Zur Zeit, da die preußischen Reuter in Wiedensahl sich aufhielten, lag ein Offizier in einem Hause in Quartier, der hatte allerlei Bücher. Eines Tages ging er zu einem Offizier zum Kartenspielen aus. Da kriegte der Sohn vom Hause sich eins von den Büchern und fing an zu lesen. Da kamen Gespenster herein und stellten sich in einer Reihe auf. Der Junge war ganz in das Buch vertieft und merkte nichts. Wie er weiter las, kamen immer mehr, bis die Stube von den gräsigen Gestalten ganz voll gepfropft war. Da sah es der Junge und sprang noch mit genauer Noth aus dem Fenster und sagte es dem Bedienten des Offiziers; der lief schnell zu seinem Herrn und erzählte es ihm.
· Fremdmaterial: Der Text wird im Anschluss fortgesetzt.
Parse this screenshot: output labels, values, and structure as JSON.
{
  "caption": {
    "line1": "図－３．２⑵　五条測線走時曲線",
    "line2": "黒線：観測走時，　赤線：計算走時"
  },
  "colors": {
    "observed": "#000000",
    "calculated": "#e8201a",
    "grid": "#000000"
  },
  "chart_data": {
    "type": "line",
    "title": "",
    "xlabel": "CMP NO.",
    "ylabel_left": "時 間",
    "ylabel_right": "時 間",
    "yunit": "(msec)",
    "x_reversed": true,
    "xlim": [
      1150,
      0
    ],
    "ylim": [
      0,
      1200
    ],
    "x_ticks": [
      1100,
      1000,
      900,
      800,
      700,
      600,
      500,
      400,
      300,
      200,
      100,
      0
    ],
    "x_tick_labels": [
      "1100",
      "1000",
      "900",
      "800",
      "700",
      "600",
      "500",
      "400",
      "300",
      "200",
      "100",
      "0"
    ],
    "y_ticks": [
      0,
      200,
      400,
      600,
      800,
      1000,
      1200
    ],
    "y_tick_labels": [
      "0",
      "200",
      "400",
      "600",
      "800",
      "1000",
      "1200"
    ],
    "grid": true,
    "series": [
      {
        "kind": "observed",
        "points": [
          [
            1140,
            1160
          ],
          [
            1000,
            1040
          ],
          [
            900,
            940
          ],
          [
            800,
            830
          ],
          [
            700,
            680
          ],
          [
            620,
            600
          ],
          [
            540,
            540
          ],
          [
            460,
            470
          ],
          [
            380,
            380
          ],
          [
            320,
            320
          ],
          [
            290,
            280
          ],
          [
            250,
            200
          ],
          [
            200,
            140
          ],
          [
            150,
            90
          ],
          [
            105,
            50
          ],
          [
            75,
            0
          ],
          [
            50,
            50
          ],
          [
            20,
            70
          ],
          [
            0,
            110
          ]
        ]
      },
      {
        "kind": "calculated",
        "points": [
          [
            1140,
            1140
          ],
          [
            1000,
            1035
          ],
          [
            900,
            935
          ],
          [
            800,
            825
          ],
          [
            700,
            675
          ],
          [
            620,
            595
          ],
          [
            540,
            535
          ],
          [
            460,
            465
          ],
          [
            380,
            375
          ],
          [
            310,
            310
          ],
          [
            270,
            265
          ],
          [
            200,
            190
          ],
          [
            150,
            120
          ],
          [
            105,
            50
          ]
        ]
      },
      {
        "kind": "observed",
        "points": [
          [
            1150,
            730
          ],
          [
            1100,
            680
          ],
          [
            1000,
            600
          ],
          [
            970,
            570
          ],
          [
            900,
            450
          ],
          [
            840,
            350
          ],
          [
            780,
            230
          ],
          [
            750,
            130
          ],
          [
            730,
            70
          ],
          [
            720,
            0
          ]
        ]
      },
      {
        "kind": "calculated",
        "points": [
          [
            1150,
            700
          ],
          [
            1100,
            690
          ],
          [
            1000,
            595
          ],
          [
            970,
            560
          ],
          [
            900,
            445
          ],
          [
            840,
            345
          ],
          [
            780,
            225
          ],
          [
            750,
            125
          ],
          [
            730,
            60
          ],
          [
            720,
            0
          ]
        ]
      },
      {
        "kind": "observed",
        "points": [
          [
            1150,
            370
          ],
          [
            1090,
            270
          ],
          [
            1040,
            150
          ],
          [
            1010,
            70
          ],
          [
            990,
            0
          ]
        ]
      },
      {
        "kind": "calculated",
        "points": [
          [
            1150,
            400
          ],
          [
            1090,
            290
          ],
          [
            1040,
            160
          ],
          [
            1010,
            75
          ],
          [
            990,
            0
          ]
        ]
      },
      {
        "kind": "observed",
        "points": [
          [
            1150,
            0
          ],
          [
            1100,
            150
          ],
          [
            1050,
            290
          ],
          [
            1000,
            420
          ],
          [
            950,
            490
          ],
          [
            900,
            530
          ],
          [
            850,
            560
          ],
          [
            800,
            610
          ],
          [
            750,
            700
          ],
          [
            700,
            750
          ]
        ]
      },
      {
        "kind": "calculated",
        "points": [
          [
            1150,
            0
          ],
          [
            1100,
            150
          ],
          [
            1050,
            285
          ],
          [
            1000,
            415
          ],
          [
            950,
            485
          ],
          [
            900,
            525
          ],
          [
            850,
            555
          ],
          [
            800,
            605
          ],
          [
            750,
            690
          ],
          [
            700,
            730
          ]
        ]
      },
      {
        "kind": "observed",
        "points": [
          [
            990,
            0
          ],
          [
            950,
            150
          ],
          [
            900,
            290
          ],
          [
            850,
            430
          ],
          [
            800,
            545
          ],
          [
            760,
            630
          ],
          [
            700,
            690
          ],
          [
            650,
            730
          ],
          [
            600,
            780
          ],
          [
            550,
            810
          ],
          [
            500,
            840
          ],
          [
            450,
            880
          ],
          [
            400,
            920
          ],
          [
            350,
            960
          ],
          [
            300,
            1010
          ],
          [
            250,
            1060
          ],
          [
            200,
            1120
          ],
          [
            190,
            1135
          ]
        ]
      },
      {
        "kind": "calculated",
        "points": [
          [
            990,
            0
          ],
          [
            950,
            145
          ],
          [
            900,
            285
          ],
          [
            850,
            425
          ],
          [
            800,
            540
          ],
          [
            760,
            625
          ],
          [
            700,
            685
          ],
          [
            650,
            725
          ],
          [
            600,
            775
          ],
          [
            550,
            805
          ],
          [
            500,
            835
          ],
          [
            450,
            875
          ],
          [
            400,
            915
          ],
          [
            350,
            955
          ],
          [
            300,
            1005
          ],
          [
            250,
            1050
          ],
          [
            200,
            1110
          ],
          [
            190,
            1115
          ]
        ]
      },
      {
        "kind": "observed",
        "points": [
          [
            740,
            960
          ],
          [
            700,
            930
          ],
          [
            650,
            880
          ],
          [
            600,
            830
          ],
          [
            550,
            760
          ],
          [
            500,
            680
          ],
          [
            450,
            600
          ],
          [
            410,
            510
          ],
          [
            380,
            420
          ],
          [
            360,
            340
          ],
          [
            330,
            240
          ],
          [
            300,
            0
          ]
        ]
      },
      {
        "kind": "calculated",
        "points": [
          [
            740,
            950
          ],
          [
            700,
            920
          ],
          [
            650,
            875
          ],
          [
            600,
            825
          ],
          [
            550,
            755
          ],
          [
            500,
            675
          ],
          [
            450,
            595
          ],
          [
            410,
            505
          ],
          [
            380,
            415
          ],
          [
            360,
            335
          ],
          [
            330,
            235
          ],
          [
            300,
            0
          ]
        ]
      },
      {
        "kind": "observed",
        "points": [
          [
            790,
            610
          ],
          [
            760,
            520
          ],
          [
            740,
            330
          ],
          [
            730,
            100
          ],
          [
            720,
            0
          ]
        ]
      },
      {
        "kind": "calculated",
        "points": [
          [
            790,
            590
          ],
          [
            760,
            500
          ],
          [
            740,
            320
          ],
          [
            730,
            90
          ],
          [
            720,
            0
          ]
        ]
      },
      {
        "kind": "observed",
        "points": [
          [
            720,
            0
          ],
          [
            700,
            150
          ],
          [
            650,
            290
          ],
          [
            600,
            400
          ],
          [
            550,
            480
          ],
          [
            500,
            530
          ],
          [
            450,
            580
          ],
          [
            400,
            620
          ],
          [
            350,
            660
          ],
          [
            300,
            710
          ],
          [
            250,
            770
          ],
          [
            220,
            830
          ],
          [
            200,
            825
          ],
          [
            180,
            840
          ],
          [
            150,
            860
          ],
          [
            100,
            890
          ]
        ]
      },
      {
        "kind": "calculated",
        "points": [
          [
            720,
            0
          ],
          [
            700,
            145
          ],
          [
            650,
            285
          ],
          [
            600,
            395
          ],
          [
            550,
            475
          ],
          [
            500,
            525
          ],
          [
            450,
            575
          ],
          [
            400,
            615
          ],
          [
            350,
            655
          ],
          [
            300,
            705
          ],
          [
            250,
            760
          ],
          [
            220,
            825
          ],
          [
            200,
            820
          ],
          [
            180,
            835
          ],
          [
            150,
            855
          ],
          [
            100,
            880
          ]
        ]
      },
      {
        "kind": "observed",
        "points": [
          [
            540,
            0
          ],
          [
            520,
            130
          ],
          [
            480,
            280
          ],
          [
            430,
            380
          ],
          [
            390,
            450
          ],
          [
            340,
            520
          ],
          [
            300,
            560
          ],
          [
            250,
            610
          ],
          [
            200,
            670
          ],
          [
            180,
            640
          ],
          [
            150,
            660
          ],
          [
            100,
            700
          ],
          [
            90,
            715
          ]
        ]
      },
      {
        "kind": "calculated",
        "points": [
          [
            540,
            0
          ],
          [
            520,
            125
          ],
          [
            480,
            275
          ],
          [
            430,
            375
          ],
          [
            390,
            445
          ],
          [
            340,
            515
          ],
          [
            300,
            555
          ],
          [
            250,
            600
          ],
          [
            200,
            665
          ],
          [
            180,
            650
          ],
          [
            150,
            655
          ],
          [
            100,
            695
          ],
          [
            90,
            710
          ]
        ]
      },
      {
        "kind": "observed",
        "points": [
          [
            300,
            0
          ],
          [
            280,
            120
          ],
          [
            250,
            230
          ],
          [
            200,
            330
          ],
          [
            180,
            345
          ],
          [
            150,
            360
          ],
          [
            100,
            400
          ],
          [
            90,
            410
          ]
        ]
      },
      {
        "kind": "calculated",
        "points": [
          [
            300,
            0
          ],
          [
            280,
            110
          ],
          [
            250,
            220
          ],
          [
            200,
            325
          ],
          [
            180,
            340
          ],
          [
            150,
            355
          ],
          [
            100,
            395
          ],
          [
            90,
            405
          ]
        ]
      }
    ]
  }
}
Da kam der Offizier gleich angelaufen; er las in dem Buche rückwärts, da verschwanden die Geister. Dem Jungen aber sagte er, das sollte er nicht wieder probieren, sonst könnte es ihm schlecht ergehen.


44.

Einem Bauern gingen immer die Schweine todt, den Tag vorher, wenn er sie schlachten wollte. Er ging zum Schinder, den um Rath zu fragen, und der sagte ihm: er sollte die todten Schweine im Garten an die Hecke legen und aufpassen, wer dann käme. Der Bauer that, wie ihm gesagt war. Da kam die Nachbarin und holte das Schwein weg. – Am andern Tage ging der Bauer zu ihr hin und wollte von ihr das Hexen lernen, um zu sehen, ob sie eine Hexe wäre. Die Alte sagte, das könnte sie nicht, und er sollte sich doch ums Himmelswillen mit so was ja nicht abgeben. Doch zuletzt, da er schon fortgehen wollte, rief sie ihn wieder zurück, und er mußte mit ihr in die Kammer kommen und sollte sagen: »Eck denk an ’n pott un sch... in gott.« Der Bauer aber sagte: »Eck sch... in ’n pott un denk an gott.« Danach sprach er: »Ja, warte, du alte Hexe, jetzt geh ich zum Gericht und verklage dich.« Das that er, und die Hexe wurde weg geholt. – Als sie zur Probe schwimmen sollte und ins Wasser geworfen wurde, rief sie den Teufel, der hatte ihr versprochen, ihr eine Eisenstange zu bringen, damit sie unterginge. Aber da kam ein Rabe geflogen und brachte ihr eine Nähnadel. Die sollte ihr wohl was helfen! und richtig schwamm sie oben. – Der Bauer war auch festgesetzt, bis sich zeigte, ob seine Anklage nicht falsch gewesen war. Der Henker hatte ihm versprochen, mit dem Hute zu winken, wenn die Sache für ihn günstig abgelaufen wäre. Als nun die Hexe oben schwamm und wieder zurück gebracht wurde, winkte der Henker mit dem Hute; das sah der Bauer durch das Gefängnißgitter, und er rief der Hexe zu: »Nun, Anneke, wie gefiel dir das Bad?« Für das Spottwort mußte er noch sechs Wochen sitzen; die Hexe aber wurde verbrannt.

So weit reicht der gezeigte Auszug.